Embora aborde a problemática vida do 3º maior grupo étnico do mundo sem um Estado próprio (os dois primeiros são os Tâmeis e os Sindis, também na Ásia), o filme não se se fecha apenas no “problema curdo”. A perseguição, as péssimas condições de vida e a tentativa de fixar raízes em uma terra ou exercer uma identidade cultural são ações postas de tal forma que podem ser expressões de qualquer nação sem Estado, qualquer povo forçado a se deslocar constantemente para não morrer em bombardeios, qualquer povo explorado ou oprimido por ser, no lugar onde estão, uma minoria (e só para constar, os Palestinos são o 7º lugar dessa lista).

Diferente de Tempo de Cavalos Bêbados ou de Tartarugas Podem Voar, Exílio no Iraque é um tipo de história de amor em meio à guerra, uma forma menos agressiva e mais passional de abordar a questão. Talvez impulsionado pela recepção positiva (embora polêmica) de seu primeiro longa, Ghobadi tenha colocado um número bem maior de elementos culturais de seu povo no filme, denunciando e analisando através da música, da guerra e da histeria dos indivíduos uma realidade geopolítica de nosso tempo. Aqui fica clara a influência de Emir Kusturica sobre o diretor, também seria percebida em Antes da Lua Cheia (2006) e Ninguém Sabe dos Gatos Persas (2009).

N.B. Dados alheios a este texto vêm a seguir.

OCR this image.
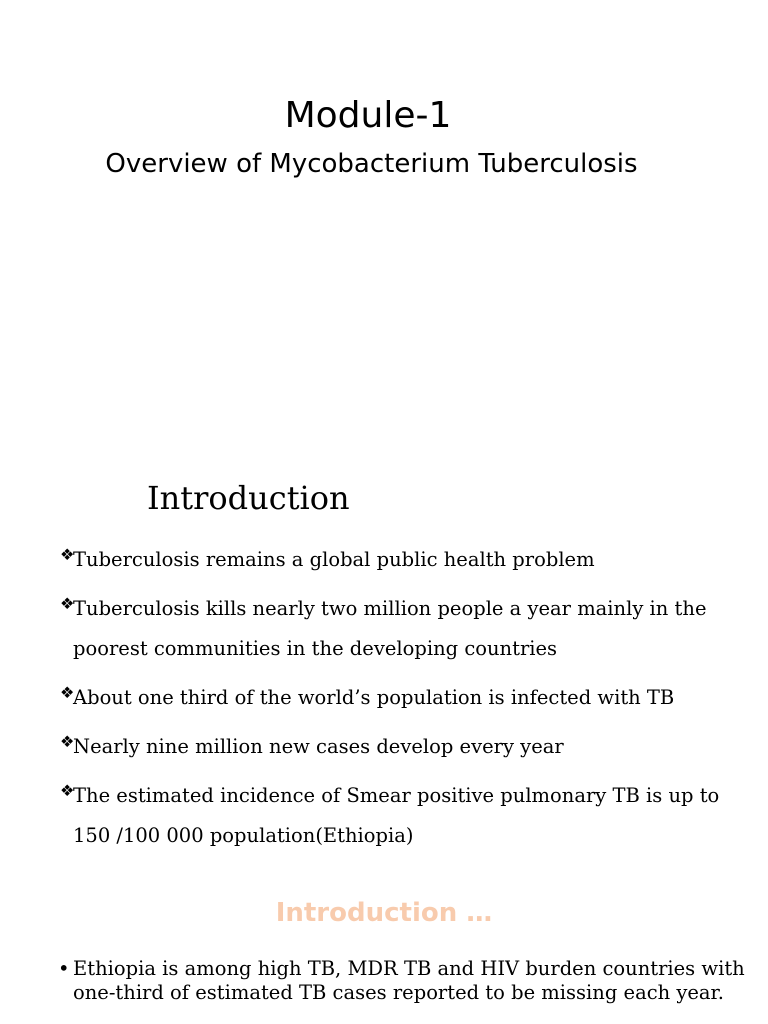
Module-1
Overview of Mycobacterium Tuberculosis
Introduction
❖
Tuberculosis remains a global public health problem
❖
Tuberculosis kills nearly two million people a year mainly in the poorest communities in the developing countries
❖
About one third of the world’s population is infected with TB
❖
Nearly nine million new cases develop every year
❖
The estimated incidence of Smear positive pulmonary TB is up to 150 /100 000 population(Ethiopia)
Introduction …
• Ethiopia is among high TB, MDR TB and HIV burden countries with one-third of estimated TB cases reported to be missing each year.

Há quem veja nessa abordagem cultural paralela à guerra alto negativo, apenas uma forma do cineasta encantar os desavisados com exotismo e se fazer bem-visto pela camada crítica, cultivando o status de um diretor relevante no cenário mundial. Mas vale a pergunta: onde está o mal disso? O exotismo que temos aqui não é vazio, ele faz parte de um cenário bem construído e jamais e abandonado para dar espaço a outra coisa. Os protagonistas são músicos e, por um motivo especial, estão buscando uma mulher que abandonou o Irã para poder cantar, pois, com a chegada dos fundamentalistas e a República Islâmica em 1979, isso foi proibido. Tudo no filme gira em torno dessa relação entre guerra e identidade cultural, daí a minha estranheza ao perceber que a exploração (neurótica, histérica, semi-surreal, não importa) desses aspectos seja motivo de incômodo para alguns espectadores.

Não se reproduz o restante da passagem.